The EU Parliament’s Committee on Civil Liberties, Justice and Home Affairs (“LIBE”) voted on Monday to adopt its report on the draft General Data Protection Regulation and the separate Directive for the law enforcement sector. This vote sets out the Parliament’s position for its negotiations with the Council and Commission (known as the “trialogue” stage). The Committee aims to have a plenary Parliamentary vote in March before the Parliamentary elections.
The report contains significant amendments compared with the original draft prepared by the European Commission in January 2012. In the same time, the currently adopted version did not include or softened down a number of very strict provisions written into the very first draft report published by LIBE’s rapporteur, Jan Philipp Albrecht, in December 2012. The following changes to the previous drafts are of particular note:
- The Parliament’s draft proposes that sanctions could be as high as €100,000,000 or 5% of annual global turnover (whichever is the greater), compared with the Commission’s proposal of €1,000,000 or 2% of annual global turnover.
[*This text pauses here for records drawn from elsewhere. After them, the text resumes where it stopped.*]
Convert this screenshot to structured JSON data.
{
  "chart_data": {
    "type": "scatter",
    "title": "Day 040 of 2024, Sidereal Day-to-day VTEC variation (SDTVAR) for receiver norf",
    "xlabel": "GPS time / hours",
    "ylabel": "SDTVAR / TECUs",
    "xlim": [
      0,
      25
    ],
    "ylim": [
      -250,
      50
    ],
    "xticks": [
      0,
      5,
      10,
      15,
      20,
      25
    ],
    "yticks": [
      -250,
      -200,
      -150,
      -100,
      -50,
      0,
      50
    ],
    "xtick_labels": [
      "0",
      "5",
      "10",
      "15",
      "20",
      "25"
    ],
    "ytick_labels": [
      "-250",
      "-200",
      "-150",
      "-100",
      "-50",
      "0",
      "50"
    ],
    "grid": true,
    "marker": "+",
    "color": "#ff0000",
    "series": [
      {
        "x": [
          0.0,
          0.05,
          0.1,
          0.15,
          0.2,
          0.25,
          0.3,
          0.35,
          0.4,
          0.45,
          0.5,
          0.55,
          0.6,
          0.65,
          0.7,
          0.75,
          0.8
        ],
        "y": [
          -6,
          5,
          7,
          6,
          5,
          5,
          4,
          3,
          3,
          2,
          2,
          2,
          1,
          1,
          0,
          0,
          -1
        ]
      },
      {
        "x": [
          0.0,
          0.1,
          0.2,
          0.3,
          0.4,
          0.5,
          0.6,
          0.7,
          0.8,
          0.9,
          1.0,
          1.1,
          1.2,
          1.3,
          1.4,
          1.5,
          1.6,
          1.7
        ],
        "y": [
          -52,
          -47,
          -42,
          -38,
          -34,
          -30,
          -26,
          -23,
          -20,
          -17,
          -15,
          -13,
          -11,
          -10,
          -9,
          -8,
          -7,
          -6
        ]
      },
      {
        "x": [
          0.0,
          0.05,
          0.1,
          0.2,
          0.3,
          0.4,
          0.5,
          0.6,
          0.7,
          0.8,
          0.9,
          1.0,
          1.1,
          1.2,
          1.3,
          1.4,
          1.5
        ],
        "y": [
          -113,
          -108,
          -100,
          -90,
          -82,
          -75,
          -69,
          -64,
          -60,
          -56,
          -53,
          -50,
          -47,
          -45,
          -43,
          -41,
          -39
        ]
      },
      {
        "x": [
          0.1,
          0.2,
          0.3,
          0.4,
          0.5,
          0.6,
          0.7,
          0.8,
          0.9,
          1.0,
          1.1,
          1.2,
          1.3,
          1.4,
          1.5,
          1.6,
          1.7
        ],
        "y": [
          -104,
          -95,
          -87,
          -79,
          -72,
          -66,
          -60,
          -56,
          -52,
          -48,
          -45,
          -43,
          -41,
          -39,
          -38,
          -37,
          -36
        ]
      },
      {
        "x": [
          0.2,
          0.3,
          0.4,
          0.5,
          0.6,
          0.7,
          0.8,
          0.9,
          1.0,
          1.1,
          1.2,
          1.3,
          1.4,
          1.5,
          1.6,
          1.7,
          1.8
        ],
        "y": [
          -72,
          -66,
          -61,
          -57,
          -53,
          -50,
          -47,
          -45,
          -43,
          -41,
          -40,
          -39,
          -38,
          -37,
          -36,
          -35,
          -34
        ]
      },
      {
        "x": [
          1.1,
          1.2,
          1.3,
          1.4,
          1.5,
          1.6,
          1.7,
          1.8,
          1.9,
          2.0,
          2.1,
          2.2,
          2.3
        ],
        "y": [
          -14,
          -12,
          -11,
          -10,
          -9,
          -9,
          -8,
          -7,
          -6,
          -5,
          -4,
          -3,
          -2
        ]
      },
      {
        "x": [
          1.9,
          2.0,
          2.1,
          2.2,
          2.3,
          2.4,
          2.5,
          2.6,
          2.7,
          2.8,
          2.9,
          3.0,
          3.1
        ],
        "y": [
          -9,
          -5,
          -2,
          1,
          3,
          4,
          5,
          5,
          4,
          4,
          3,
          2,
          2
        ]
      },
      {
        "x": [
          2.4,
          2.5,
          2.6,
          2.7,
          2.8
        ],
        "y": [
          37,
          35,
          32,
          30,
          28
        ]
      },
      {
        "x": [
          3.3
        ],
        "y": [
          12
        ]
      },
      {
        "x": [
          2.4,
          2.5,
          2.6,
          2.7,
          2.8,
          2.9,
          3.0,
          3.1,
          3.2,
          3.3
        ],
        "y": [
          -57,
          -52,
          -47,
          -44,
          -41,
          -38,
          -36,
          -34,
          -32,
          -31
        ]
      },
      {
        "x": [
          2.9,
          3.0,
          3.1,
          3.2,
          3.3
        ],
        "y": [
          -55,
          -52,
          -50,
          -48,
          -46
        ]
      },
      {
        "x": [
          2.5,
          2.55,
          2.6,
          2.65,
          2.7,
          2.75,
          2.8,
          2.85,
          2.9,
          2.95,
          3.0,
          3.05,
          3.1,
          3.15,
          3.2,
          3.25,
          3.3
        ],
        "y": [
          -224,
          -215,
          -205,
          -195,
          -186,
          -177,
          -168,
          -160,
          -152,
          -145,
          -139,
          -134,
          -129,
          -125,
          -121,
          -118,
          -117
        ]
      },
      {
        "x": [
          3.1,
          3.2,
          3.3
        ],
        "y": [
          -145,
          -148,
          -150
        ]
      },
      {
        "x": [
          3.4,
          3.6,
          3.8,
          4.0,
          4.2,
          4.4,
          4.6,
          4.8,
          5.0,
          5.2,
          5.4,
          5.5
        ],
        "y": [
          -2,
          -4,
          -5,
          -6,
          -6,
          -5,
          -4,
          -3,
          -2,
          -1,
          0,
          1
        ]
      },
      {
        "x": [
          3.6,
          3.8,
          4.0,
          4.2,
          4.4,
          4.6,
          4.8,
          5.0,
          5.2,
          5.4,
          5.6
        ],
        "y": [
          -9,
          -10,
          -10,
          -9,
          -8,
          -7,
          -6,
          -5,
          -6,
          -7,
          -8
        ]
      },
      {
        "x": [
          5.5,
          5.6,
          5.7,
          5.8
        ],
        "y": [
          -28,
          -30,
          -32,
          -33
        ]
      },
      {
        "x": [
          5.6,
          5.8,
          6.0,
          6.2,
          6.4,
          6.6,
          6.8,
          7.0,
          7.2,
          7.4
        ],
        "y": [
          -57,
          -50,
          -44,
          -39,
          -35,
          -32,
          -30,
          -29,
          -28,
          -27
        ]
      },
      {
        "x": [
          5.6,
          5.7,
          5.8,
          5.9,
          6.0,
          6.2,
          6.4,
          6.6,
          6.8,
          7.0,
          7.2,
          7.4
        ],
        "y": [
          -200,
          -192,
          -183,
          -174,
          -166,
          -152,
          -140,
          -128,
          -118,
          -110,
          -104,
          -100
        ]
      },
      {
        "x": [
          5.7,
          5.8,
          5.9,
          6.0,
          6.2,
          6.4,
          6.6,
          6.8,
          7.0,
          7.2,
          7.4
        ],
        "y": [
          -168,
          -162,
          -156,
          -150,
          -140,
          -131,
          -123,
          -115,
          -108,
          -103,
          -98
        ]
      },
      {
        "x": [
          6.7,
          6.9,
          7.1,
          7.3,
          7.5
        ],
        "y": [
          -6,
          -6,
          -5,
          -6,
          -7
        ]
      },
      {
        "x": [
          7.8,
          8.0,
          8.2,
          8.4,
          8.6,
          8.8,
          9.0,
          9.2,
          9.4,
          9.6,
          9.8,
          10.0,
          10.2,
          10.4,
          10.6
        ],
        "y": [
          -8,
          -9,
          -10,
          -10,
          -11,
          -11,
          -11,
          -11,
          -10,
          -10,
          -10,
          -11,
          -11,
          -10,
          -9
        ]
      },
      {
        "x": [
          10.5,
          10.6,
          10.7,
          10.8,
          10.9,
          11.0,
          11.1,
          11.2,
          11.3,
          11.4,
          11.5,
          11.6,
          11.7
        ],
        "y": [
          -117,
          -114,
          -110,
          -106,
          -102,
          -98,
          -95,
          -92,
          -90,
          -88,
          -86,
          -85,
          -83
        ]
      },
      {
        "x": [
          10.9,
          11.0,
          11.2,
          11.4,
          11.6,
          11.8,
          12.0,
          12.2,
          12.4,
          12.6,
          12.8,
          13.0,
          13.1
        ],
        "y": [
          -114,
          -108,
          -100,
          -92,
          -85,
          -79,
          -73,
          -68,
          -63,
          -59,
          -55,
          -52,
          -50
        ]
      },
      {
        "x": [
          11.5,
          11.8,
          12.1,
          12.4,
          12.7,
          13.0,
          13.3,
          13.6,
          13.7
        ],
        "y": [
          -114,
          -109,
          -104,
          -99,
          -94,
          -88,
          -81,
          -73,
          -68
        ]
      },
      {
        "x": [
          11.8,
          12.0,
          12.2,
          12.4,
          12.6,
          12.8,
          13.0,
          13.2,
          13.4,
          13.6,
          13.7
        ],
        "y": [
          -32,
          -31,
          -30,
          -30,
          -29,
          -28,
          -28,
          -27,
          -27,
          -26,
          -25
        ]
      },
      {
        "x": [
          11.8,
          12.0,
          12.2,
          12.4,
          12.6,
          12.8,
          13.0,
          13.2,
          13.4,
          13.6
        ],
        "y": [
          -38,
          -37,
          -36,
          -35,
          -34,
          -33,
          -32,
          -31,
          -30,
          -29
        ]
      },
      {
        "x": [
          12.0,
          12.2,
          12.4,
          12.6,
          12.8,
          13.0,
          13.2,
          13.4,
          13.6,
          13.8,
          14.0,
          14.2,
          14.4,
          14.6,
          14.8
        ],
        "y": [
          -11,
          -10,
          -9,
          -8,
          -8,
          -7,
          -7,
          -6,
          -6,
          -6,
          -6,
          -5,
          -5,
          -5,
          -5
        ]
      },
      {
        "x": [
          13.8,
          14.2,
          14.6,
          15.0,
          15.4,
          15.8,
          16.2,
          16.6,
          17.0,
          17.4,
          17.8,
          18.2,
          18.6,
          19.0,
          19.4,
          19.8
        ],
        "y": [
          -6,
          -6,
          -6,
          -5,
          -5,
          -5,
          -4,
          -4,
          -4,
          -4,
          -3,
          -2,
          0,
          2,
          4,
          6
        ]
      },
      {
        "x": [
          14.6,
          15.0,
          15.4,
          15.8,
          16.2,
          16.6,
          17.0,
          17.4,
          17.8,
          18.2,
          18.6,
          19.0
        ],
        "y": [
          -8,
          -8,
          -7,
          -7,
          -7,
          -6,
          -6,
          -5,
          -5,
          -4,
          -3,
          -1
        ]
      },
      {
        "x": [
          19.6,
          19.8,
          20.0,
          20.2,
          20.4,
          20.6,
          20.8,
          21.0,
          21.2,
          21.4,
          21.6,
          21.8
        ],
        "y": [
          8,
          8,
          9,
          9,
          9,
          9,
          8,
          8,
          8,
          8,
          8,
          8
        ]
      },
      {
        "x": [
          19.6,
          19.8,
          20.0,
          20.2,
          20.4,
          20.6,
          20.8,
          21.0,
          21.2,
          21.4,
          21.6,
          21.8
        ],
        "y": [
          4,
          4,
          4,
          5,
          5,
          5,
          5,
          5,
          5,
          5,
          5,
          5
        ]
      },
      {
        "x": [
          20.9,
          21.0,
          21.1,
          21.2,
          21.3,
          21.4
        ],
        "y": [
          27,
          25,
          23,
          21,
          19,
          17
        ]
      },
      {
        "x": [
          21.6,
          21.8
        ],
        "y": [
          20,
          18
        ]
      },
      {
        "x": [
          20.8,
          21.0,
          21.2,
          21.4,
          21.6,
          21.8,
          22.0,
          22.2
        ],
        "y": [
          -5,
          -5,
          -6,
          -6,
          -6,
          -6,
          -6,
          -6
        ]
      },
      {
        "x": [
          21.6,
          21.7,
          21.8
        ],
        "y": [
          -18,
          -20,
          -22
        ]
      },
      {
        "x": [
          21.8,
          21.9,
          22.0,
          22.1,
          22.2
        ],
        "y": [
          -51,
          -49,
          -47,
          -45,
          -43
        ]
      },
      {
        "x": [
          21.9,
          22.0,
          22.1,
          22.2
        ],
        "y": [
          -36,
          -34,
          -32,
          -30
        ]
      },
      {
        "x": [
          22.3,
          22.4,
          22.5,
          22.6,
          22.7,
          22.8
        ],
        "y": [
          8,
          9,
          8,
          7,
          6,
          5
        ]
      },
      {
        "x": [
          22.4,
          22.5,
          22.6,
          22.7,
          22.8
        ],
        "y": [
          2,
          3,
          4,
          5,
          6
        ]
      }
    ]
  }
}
- Compliance programs and accountability will be taken into account when applying sanctions;
- Sanctions can include the obligation to perform periodic audits;
- The conditions for consent have been tightened up. In particular, consent cannot be tied to a contract;
- “Legitimate interest” remains in the regulation as a valid basis for most kinds of processing (except for sensitive data and profiling);
- Data portability stays in the regulation, but it is merged with the article on right of access;
- The “right to be forgotten” is relabelled “right to erasure,” but its provisions are for the most part unchanged;
- The rules on jurisdiction are essentially unchanged from the Commission’s draft. A data controller located outside the European Union will be subject to the regulation if the data controller “offers goods or services” to data subjects in the EU, or “monitors” them;
- The one-stop shop mechanism is maintained, except that consumers may always complain to their local DPA, instead of being obligated to go to the main DPA responsible for the controller’s activities;
- A data protection officer would be obligatory for any company processing personal data relating to 5,000 data subjects or more during any consecutive 12-month period;
- Data breaches would have to be reported “without undue delay,” with a presumption that 72 hours is “without undue delay”;
- A data protection risk analysis would become obligatory for any processing involving more than 5,000 data subjects during any consecutive 12-month period, or any other kind of risky processing;
- Extensive new provisions have been inserted on data processing in the employment context;
- Transfer of personal data to countries outside the EEA is made more difficult, particularly if a proposed transfer is in response to a request from a court or an administrative authority of a third country. A firm would first have to get permission from the local DPA. This amendment is a response to the concerns triggered by the Snowden disclosures on NSA surveillance; and
- Data controllers must use standardized symbols to tell consumers how their data is handled:
The vote now permits the Parliament to proceed to the trialogue negotiation with the Council and Commission once the Council has reached an agreed position. Previously the high number of amendments (approximately 4,000) proposed by the Parliament to the legislation had given rise to concerns that the Regulation would not be passed before the next European elections. Now that the European Parliament has made its position known, pressure will shift to the Member State governments to reach agreement on a position within the European Council. Once a common position is reached, negotiations can begin with the European Parliament and Commission.
We will follow up with a detailed analysis of the new draft provisions.